First there was the story about the dad who's upset that his daughter heard about condoms at school. We'll leave aside for a moment how the complaint of one parent about a pretty standard piece of the health curriculum actually rates as newsworthy in the year 2007.
In the first part of the article, the dad justifies his anger by claiming that his 12-year-old daughter "doesn't even know what a condom is." At the very end of the article, it says that he would prefer that parents, not schools, teach their kids about sex.
Hmmmm ...... If your daughter doesn't know what a condom is by the time she reaches puberty, you've pretty much abdicated your responsibility to teach her about sex.
It's the best of all possible worlds when parents are the ones to talk to their kids about sex. Parents can communicate their values about sexuality and create the kind of trust and openness with their kids that is critical to surviving the stormy years of adolescence.
The problem is that a lot of parents still don't talk about sex with their kids. Teaching about condoms (yes - even the flavoured kind!) and being willing to answer kids' questions without embarrassment is as necessary to protecting their health as telling them to put on sunscreen or eat their vegetables. Unplanned pregnancies and sexually transmitted diseases are too high a price to pay for parental squeamishness.
Secondly - it was not without some satisfaction of the "I told you so" variety that we read about the Harper government's hasty retreat on providing childcare spaces through corporate tax cuts. It turns out the public sector actually is good for something - like taking care of children for families who need the help, for example.

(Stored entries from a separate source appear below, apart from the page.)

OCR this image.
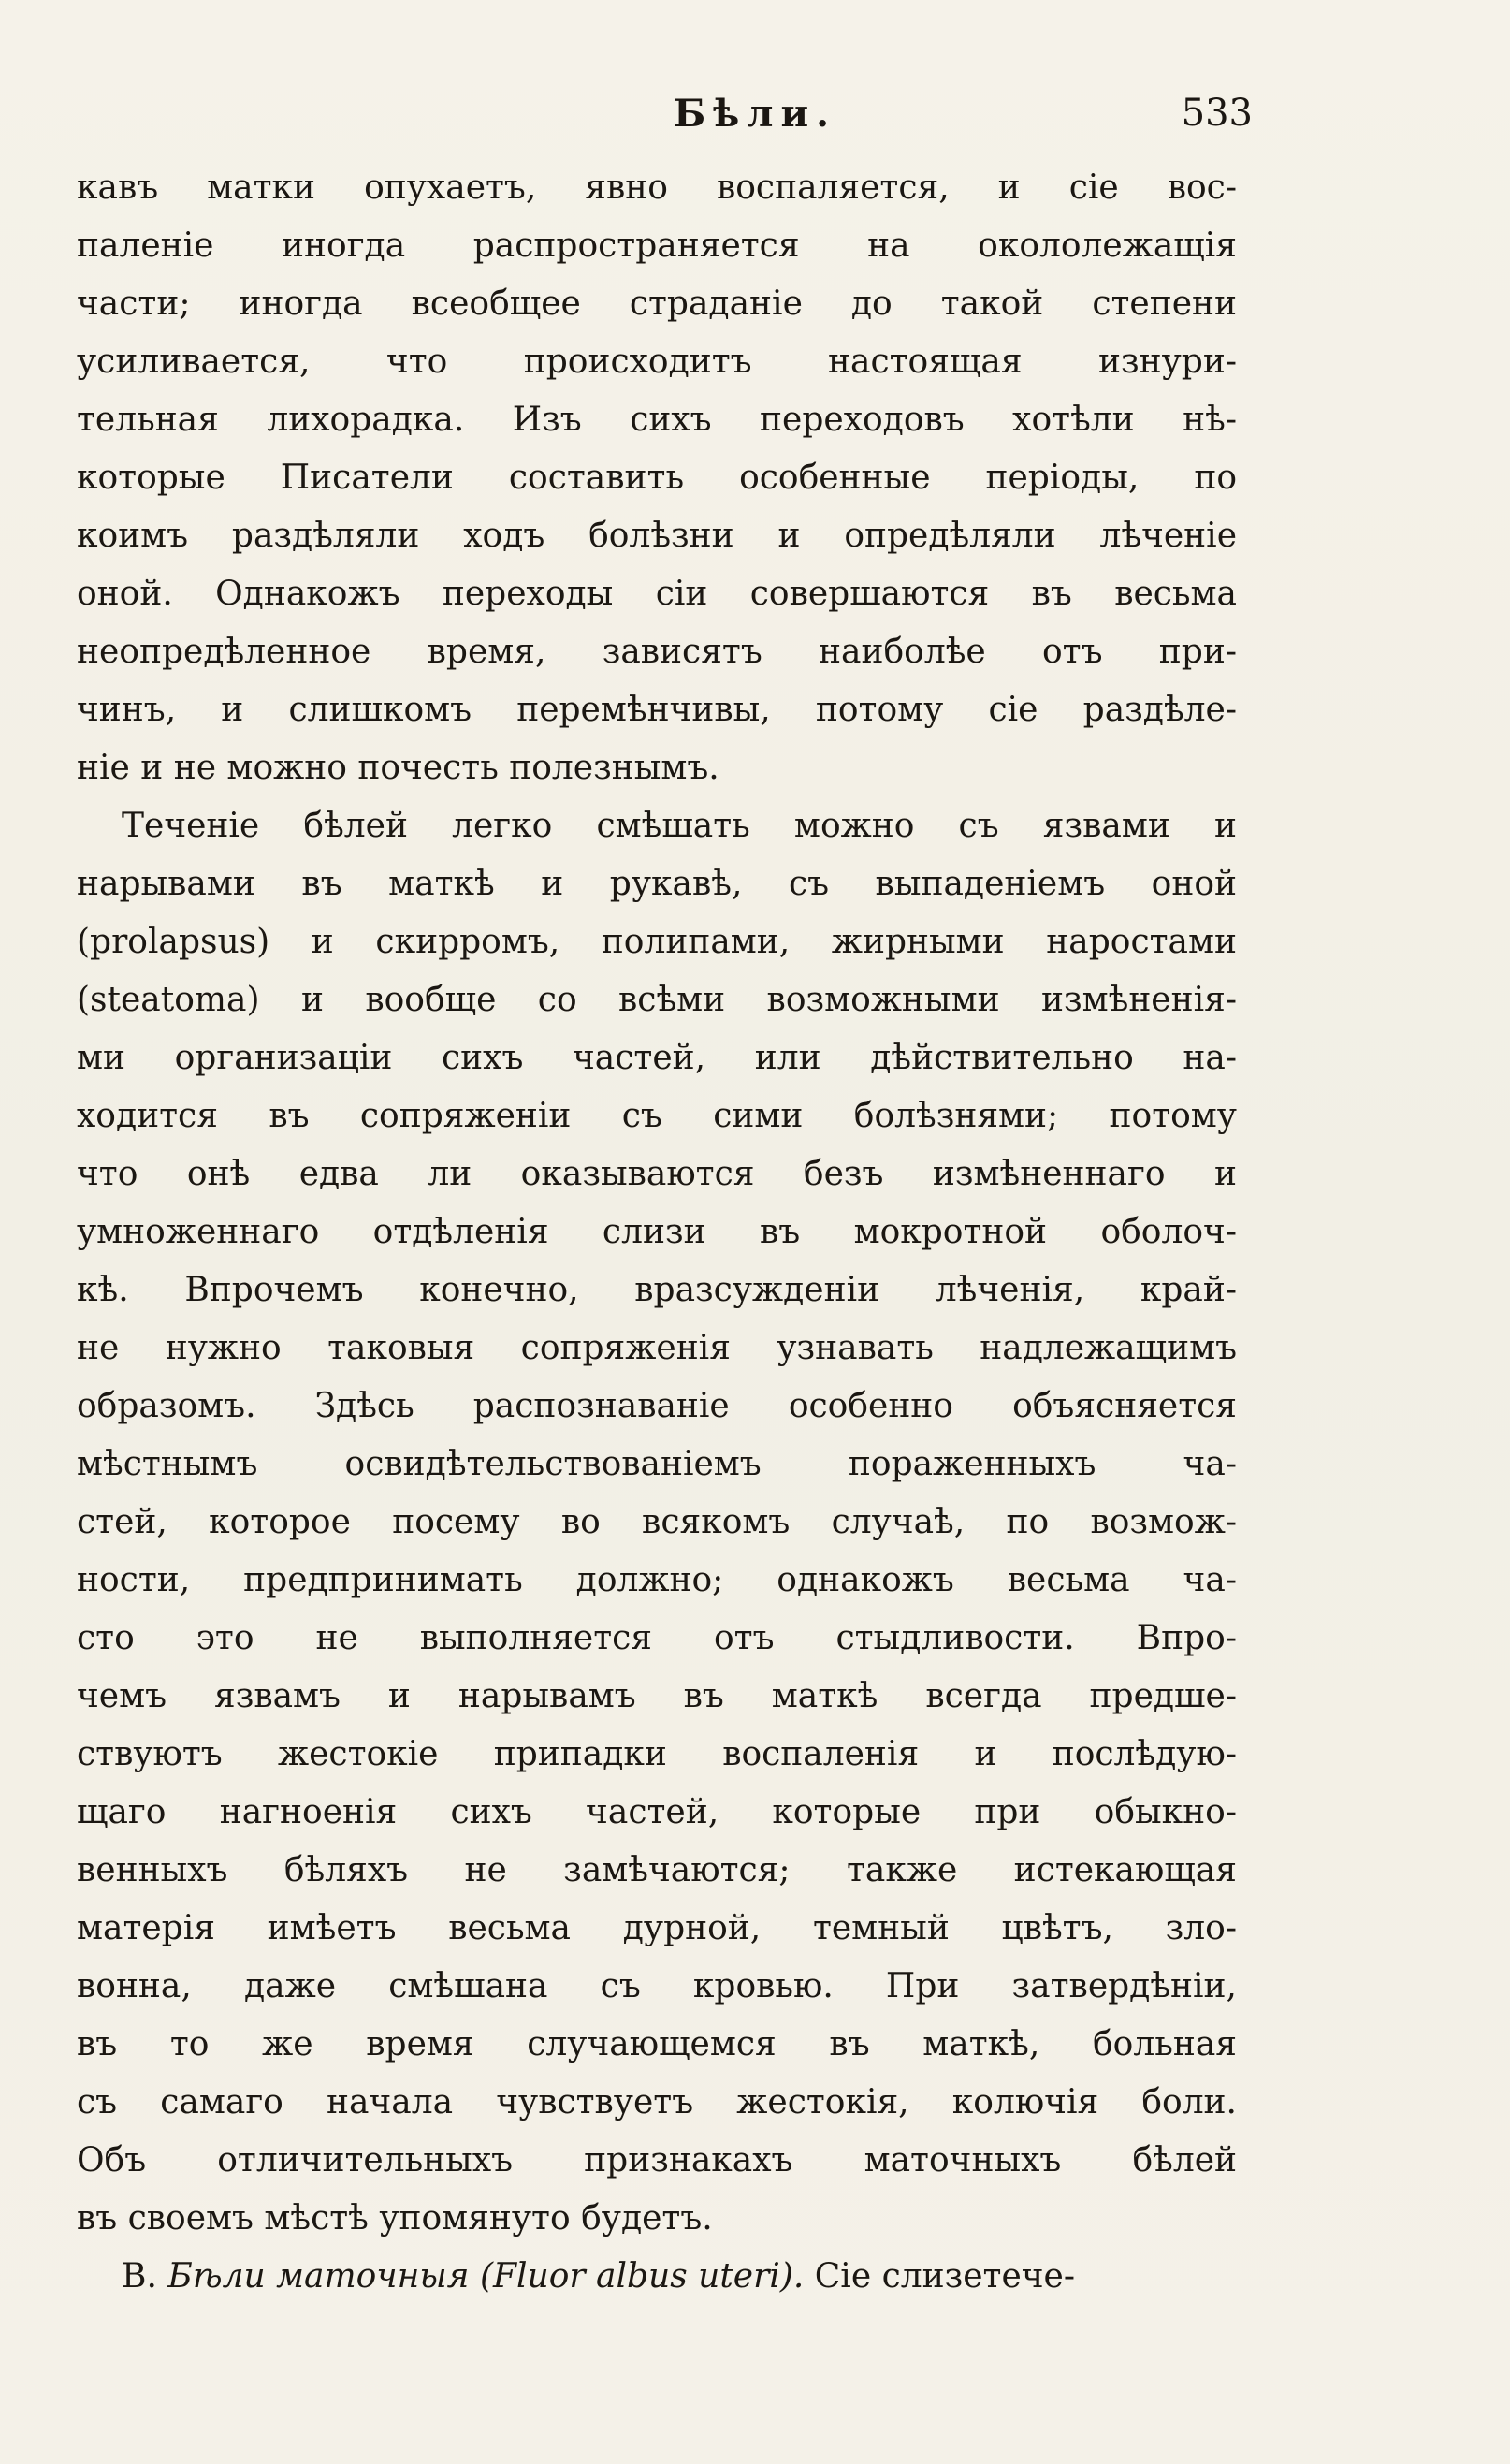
Бѣли.	533
кавъ матки опухаетъ, явно воспаляется, и сіе вос-
паленіе иногда распространяется на окололежащія
части; иногда всеобщее страданіе до такой степени
усиливается, что происходитъ настоящая изнури-
тельная лихорадка. Изъ сихъ переходовъ хотѣли нѣ-
которые Писатели составить особенные періоды, по
коимъ раздѣляли ходъ болѣзни и опредѣляли лѣченіе
оной. Однакожъ переходы сіи совершаются въ весьма
неопредѣленное время, зависятъ наиболѣе отъ при-
чинъ, и слишкомъ перемѣнчивы, потому сіе раздѣле-
ніе и не можно почесть полезнымъ.
Теченіе бѣлей легко смѣшать можно съ язвами и
нарывами въ маткѣ и рукавѣ, съ выпаденіемъ оной
(prolapsus) и скирромъ, полипами, жирными наростами
(steatoma) и вообще со всѣми возможными измѣненія-
ми организаціи сихъ частей, или дѣйствительно на-
ходится въ сопряженіи съ сими болѣзнями; потому
что онѣ едва ли оказываются безъ измѣненнаго и
умноженнаго отдѣленія слизи въ мокротной оболоч-
кѣ. Впрочемъ конечно, вразсужденіи лѣченія, край-
не нужно таковыя сопряженія узнавать надлежащимъ
образомъ. Здѣсь распознаваніе особенно объясняется
мѣстнымъ освидѣтельствованіемъ пораженныхъ ча-
стей, которое посему во всякомъ случаѣ, по возмож-
ности, предпринимать должно; однакожъ весьма ча-
сто это не выполняется отъ стыдливости. Впро-
чемъ язвамъ и нарывамъ въ маткѣ всегда предше-
ствуютъ жестокіе припадки воспаленія и послѣдую-
щаго нагноенія сихъ частей, которые при обыкно-
венныхъ бѣляхъ не замѣчаются; также истекающая
матерія имѣетъ весьма дурной, темный цвѣтъ, зло-
вонна, даже смѣшана съ кровью. При затвердѣніи,
въ то же время случающемся въ маткѣ, больная
съ самаго начала чувствуетъ жестокія, колючія боли.
Объ отличительныхъ признакахъ маточныхъ бѣлей
въ своемъ мѣстѣ упомянуто будетъ.
B. Бѣли маточныя (Fluor albus uteri). Сіе слизетече-
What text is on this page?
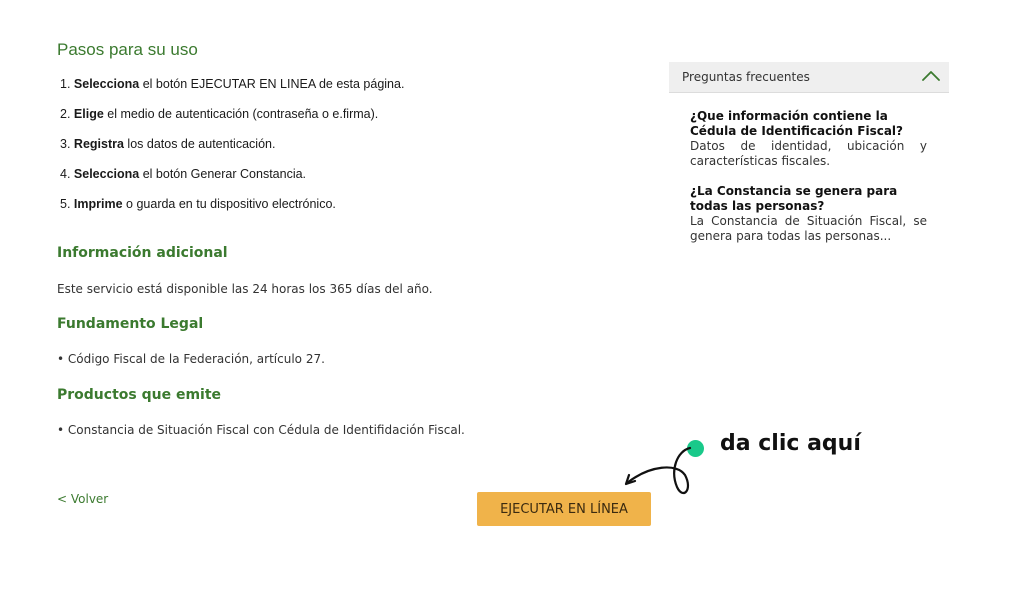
Pasos para su uso
1. Selecciona el botón EJECUTAR EN LINEA de esta página.
2. Elige el medio de autenticación (contraseña o e.firma).
3. Registra los datos de autenticación.
4. Selecciona el botón Generar Constancia.
5. Imprime o guarda en tu dispositivo electrónico.
Información adicional
Este servicio está disponible las 24 horas los 365 días del año.
Fundamento Legal
• Código Fiscal de la Federación, artículo 27.
Productos que emite
• Constancia de Situación Fiscal con Cédula de Identifidación Fiscal.
< Volver
EJECUTAR EN LÍNEA
Preguntas frecuentes
¿Que información contiene la Cédula de Identificación Fiscal?
Datos de identidad, ubicación y características fiscales.
¿La Constancia se genera para todas las personas?
La Constancia de Situación Fiscal, se genera para todas las personas...
da clic aquí
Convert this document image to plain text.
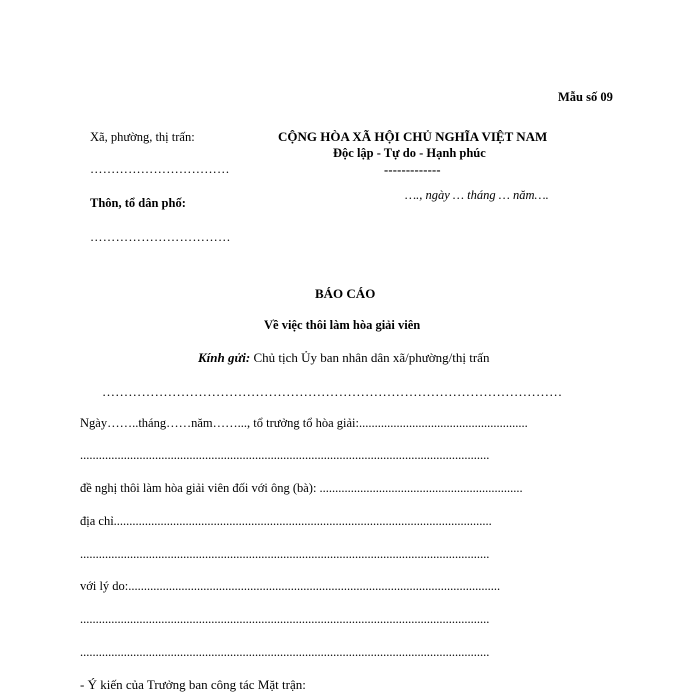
Mẫu số 09
Xã, phường, thị trấn:
……………………………
Thôn, tổ dân phố:
……………………………
CỘNG HÒA XÃ HỘI CHỦ NGHĨA VIỆT NAM
Độc lập - Tự do - Hạnh phúc
-------------
…., ngày … tháng … năm….
BÁO CÁO
Về việc thôi làm hòa giải viên
Kính gửi: Chủ tịch Ủy ban nhân dân xã/phường/thị trấn
……………………………………………………………………………………………
Ngày……..tháng……năm……..., tổ trưởng tổ hòa giải:......................................................
...................................................................................................................................
đề nghị thôi làm hòa giải viên đối với ông (bà): .................................................................
địa chỉ.........................................................................................................................
...................................................................................................................................
với lý do:.......................................................................................................................
...................................................................................................................................
...................................................................................................................................
- Ý kiến của Trưởng ban công tác Mặt trận:
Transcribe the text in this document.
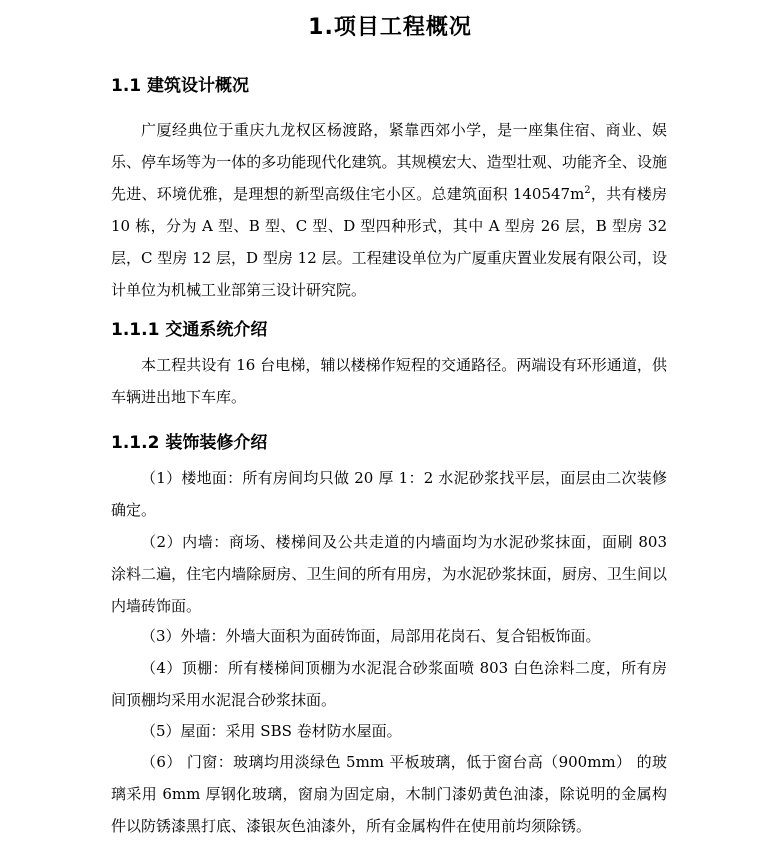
1.项目工程概况
1.1 建筑设计概况

广厦经典位于重庆九龙权区杨渡路，紧靠西郊小学，是一座集住宿、商业、娱乐、停车场等为一体的多功能现代化建筑。其规模宏大、造型壮观、功能齐全、设施先进、环境优雅，是理想的新型高级住宅小区。总建筑面积 $140547m^2$，共有楼房 10 栋，分为 A 型、B 型、C 型、D 型四种形式，其中 A 型房 26 层，B 型房 32 层，C 型房 12 层，D 型房 12 层。工程建设单位为广厦重庆置业发展有限公司，设计单位为机械工业部第三设计研究院。

1.1.1 交通系统介绍

本工程共设有 16 台电梯，辅以楼梯作短程的交通路径。两端设有环形通道，供车辆进出地下车库。

1.1.2 装饰装修介绍

（1）楼地面：所有房间均只做 20 厚 1：2 水泥砂浆找平层，面层由二次装修确定。

（2）内墙：商场、楼梯间及公共走道的内墙面均为水泥砂浆抹面，面刷 803 涂料二遍，住宅内墙除厨房、卫生间的所有用房，为水泥砂浆抹面，厨房、卫生间以内墙砖饰面。

（3）外墙：外墙大面积为面砖饰面，局部用花岗石、复合铝板饰面。

（4）顶棚：所有楼梯间顶棚为水泥混合砂浆面喷 803 白色涂料二度，所有房间顶棚均采用水泥混合砂浆抹面。

（5）屋面：采用 SBS 卷材防水屋面。

（6） 门窗：玻璃均用淡绿色 5mm 平板玻璃，低于窗台高（900mm） 的玻璃采用 6mm 厚钢化玻璃，窗扇为固定扇，木制门漆奶黄色油漆，除说明的金属构件以防锈漆黑打底、漆银灰色油漆外，所有金属构件在使用前均须除锈。
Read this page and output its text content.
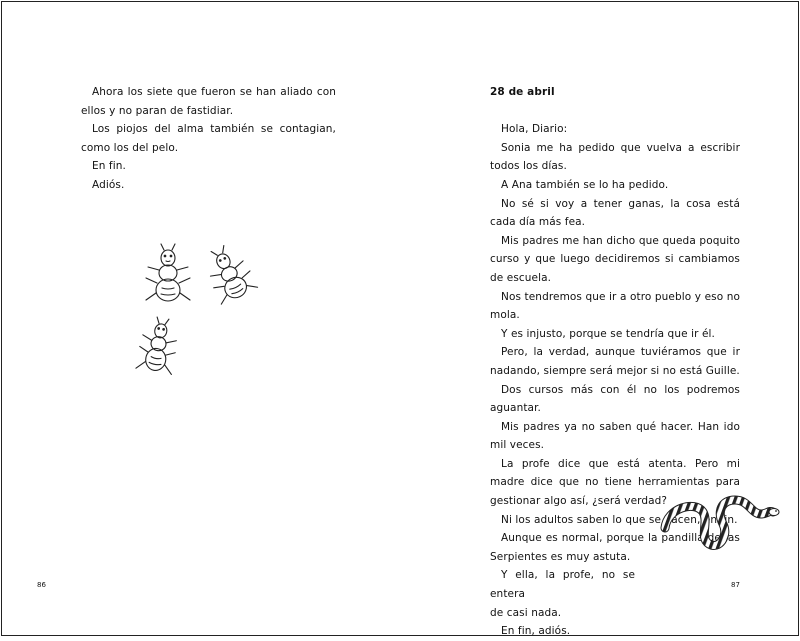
Ahora los siete que fueron se han aliado con ellos y no paran de fastidiar.

Los piojos del alma también se contagian, como los del pelo.

En fin.

Adiós.

86

28 de abril

Hola, Diario:

Sonia me ha pedido que vuelva a escribir todos los días.

A Ana también se lo ha pedido.

No sé si voy a tener ganas, la cosa está cada día más fea.

Mis padres me han dicho que queda poquito curso y que luego decidiremos si cambiamos de escuela.

Nos tendremos que ir a otro pueblo y eso no mola.

Y es injusto, porque se tendría que ir él.

Pero, la verdad, aunque tuviéramos que ir nadando, siempre será mejor si no está Guille.

Dos cursos más con él no los podremos aguantar.

Mis padres ya no saben qué hacer. Han ido mil veces.

La profe dice que está atenta. Pero mi madre dice que no tiene herramientas para gestionar algo así, ¿será verdad?

Ni los adultos saben lo que se hacen, en fin.

Aunque es normal, porque la pandilla de las Serpientes es muy astuta.

Y ella, la profe, no se entera

de casi nada.

En fin, adiós.

87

The federal Tories' childcare plan has been an absolute disaster for Canadian families - stalling any progress that was starting to be made by throwing the provinces into uncertainty about future funding. This comes on top of the catastrophic neglect of the former Liberal government - an 11th hour "hail mary" childcare plan doesn't excuse breaking promises for over a decade.
The efficiency of the public sector in providing public services is a lesson that Tory governments never seem to learn. We're reminded of the fight to keep home care in Manitoba from being privatized in the 1990s. Manitoba's home care system has been around since 1974. One of its chief architects - Evelyn Shapiro - is about to be awarded the Order of Canada. But the Tories were willing to sell it down the river to an American company - until they figured out that the company in question couldn't actually deliver those services any more cheaply. It was the organized fight of home care workers, seniors and the NDP that kept the home care system intact.
Kinda makes you wonder what Hugh and the gang would do to Manitoba's childcare system?